By Peter Andrew
Are you an "independent"? I'm not asking if you're politically unaligned. I want to know whether you "turn to freelancing, contract work, consulting, temporary assignments or on-call work regularly each week for income, opportunity and satisfaction," which is a definition of the word used by the MBO Partners State of Independence study, 2015 edition..
That document contains some astonishing statistics:
- In 2015, there were 30.2 million Americans over 21 years of age who fit that description, of whom 17.8 million are full-time independents and 12.4 million are part-timers. Another 11.9 million take on those sorts of assignments occasionally.
- Together, they generated revenues topping $1.15 trillion. That's nearly 7 percent of U.S. gross domestic product.
- The number of independents working in America is expected to hit 37.9 million by 2020.

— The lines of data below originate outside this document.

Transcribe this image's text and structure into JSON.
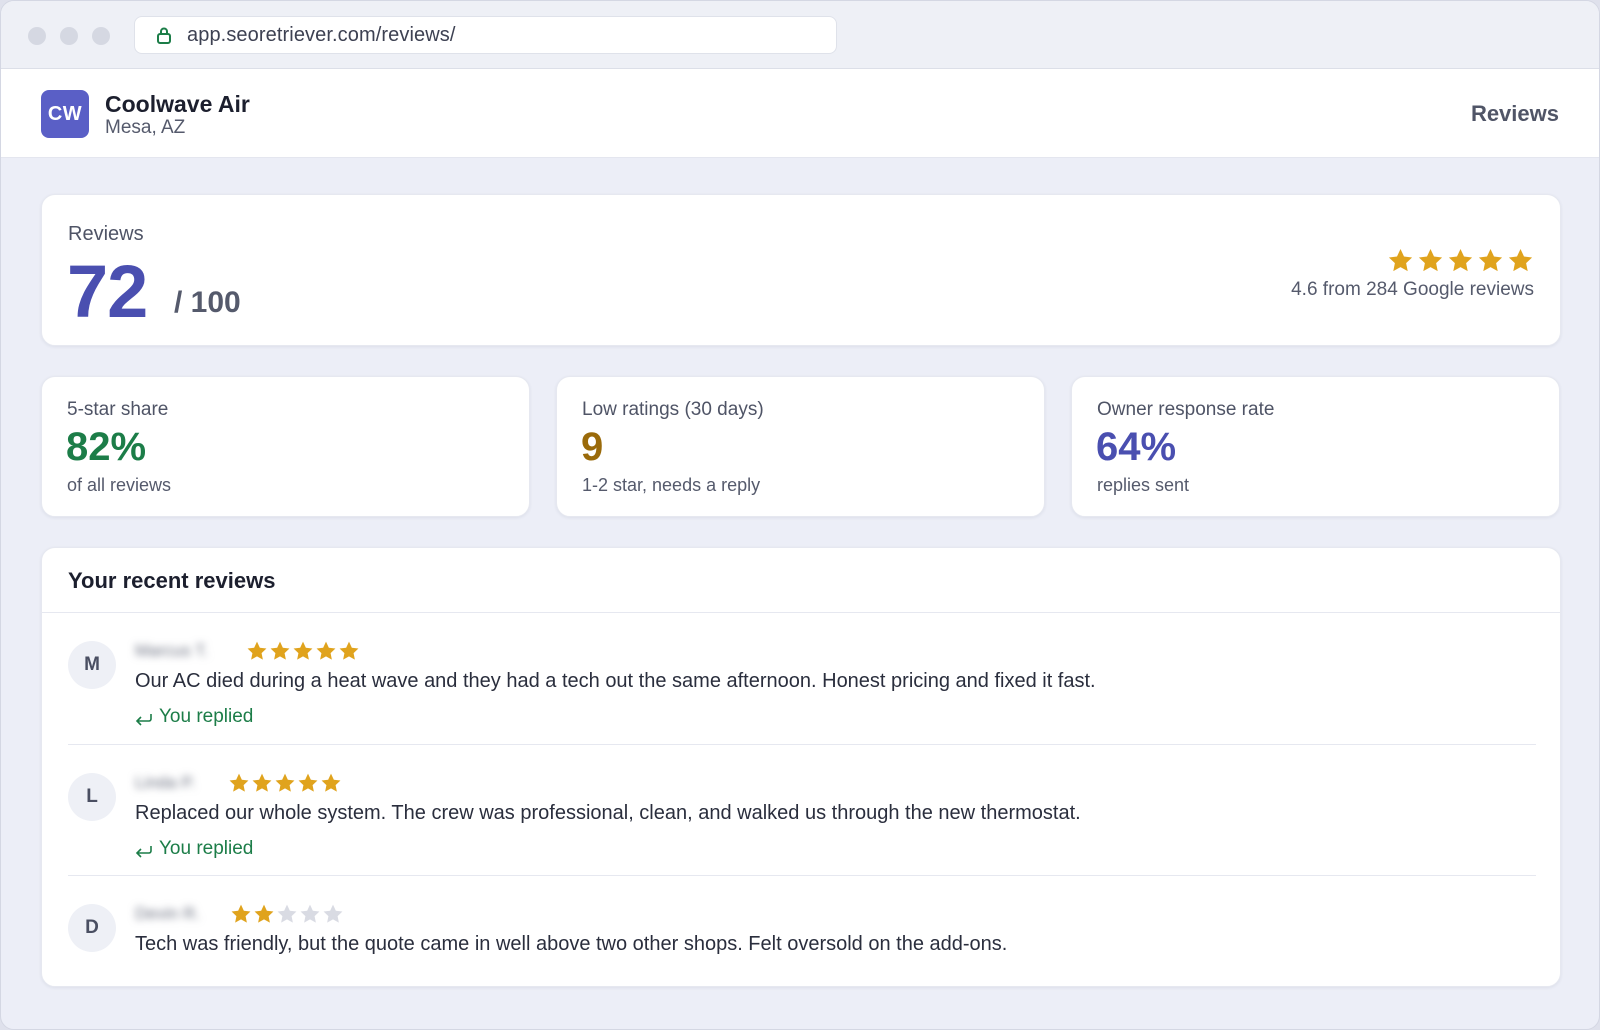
{
  "browser": {
    "url": "app.seoretriever.com/reviews/"
  },
  "header": {
    "logo_initials": "CW",
    "business_name": "Coolwave Air",
    "location": "Mesa, AZ",
    "nav_label": "Reviews"
  },
  "score": {
    "label": "Reviews",
    "value": "72",
    "max": "/ 100",
    "rating_summary": "4.6 from 284 Google reviews",
    "stars_filled": 5
  },
  "metrics": [
    {
      "label": "5-star share",
      "value": "82%",
      "sub": "of all reviews",
      "color": "#1c7d48"
    },
    {
      "label": "Low ratings (30 days)",
      "value": "9",
      "sub": "1-2 star, needs a reply",
      "color": "#9a6a0a"
    },
    {
      "label": "Owner response rate",
      "value": "64%",
      "sub": "replies sent",
      "color": "#4a4fb0"
    }
  ],
  "recent": {
    "title": "Your recent reviews",
    "items": [
      {
        "initial": "M",
        "name": "Marcus T.",
        "stars": 5,
        "text": "Our AC died during a heat wave and they had a tech out the same afternoon. Honest pricing and fixed it fast.",
        "reply_label": "You replied"
      },
      {
        "initial": "L",
        "name": "Linda P.",
        "stars": 5,
        "text": "Replaced our whole system. The crew was professional, clean, and walked us through the new thermostat.",
        "reply_label": "You replied"
      },
      {
        "initial": "D",
        "name": "Devin R.",
        "stars": 2,
        "text": "Tech was friendly, but the quote came in well above two other shops. Felt oversold on the add-ons."
      }
    ]
  },
  "colors": {
    "star_filled": "#e0a31d",
    "star_empty": "#d9dbe3",
    "brand": "#5a5fc6"
  },
  "icons": {
    "lock": "lock-icon",
    "star": "star-icon",
    "reply": "reply-arrow-icon"
  }
}
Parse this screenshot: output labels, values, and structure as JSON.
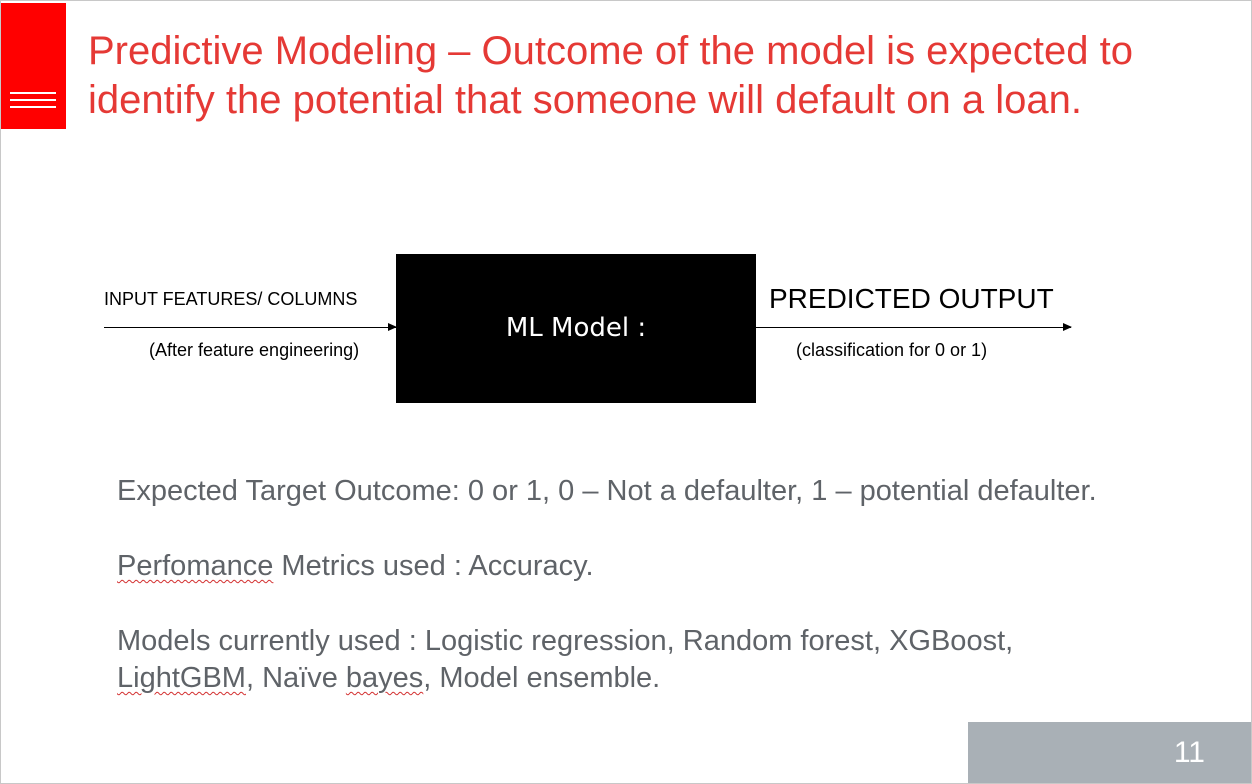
{
  "slide": {
    "title": "Predictive Modeling – Outcome of the model is expected to identify the potential that someone will default on a loan.",
    "diagram": {
      "input_label": "INPUT FEATURES/ COLUMNS",
      "input_sub": "(After feature engineering)",
      "model_label": "ML Model :",
      "output_label": "PREDICTED OUTPUT",
      "output_sub": "(classification for 0 or 1)"
    },
    "line1": "Expected Target Outcome: 0 or 1, 0 – Not a defaulter, 1 – potential defaulter.",
    "line2_word1": "Perfomance",
    "line2_rest": " Metrics used :  Accuracy.",
    "line3_part1": "Models currently used : Logistic regression, Random forest, XGBoost,",
    "line3_word_lightgbm": "LightGBM",
    "line3_mid": ", Naïve ",
    "line3_word_bayes": "bayes",
    "line3_end": ", Model ensemble.",
    "page_number": "11"
  },
  "colors": {
    "accent_red": "#ff0000",
    "title_red": "#e53935",
    "body_gray": "#5f6368",
    "footer_gray": "#a9b0b6"
  },
  "icons": {
    "menu": "hamburger-menu-icon"
  }
}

- Of those who work this way, 30 percent are Millennials (defined in this study as those age 21-35 years), up from 12 percent just four years earlier.
The "gig" economy
The rise of the gig economy (so called, because each assignment lasts a short time, like a musician giving a one-night performance) may or may not be transforming how we work. Some argue there have always been millions of freelancers and contract workers, and the fact they're now booked online rather than through Yellow Pages and brick-and-mortar agencies isn't such a big deal. But new companies like cab facilitator Uber, butler service Alfred, home cleaning provider Handy and freelance resource eLance might make real change in many lives.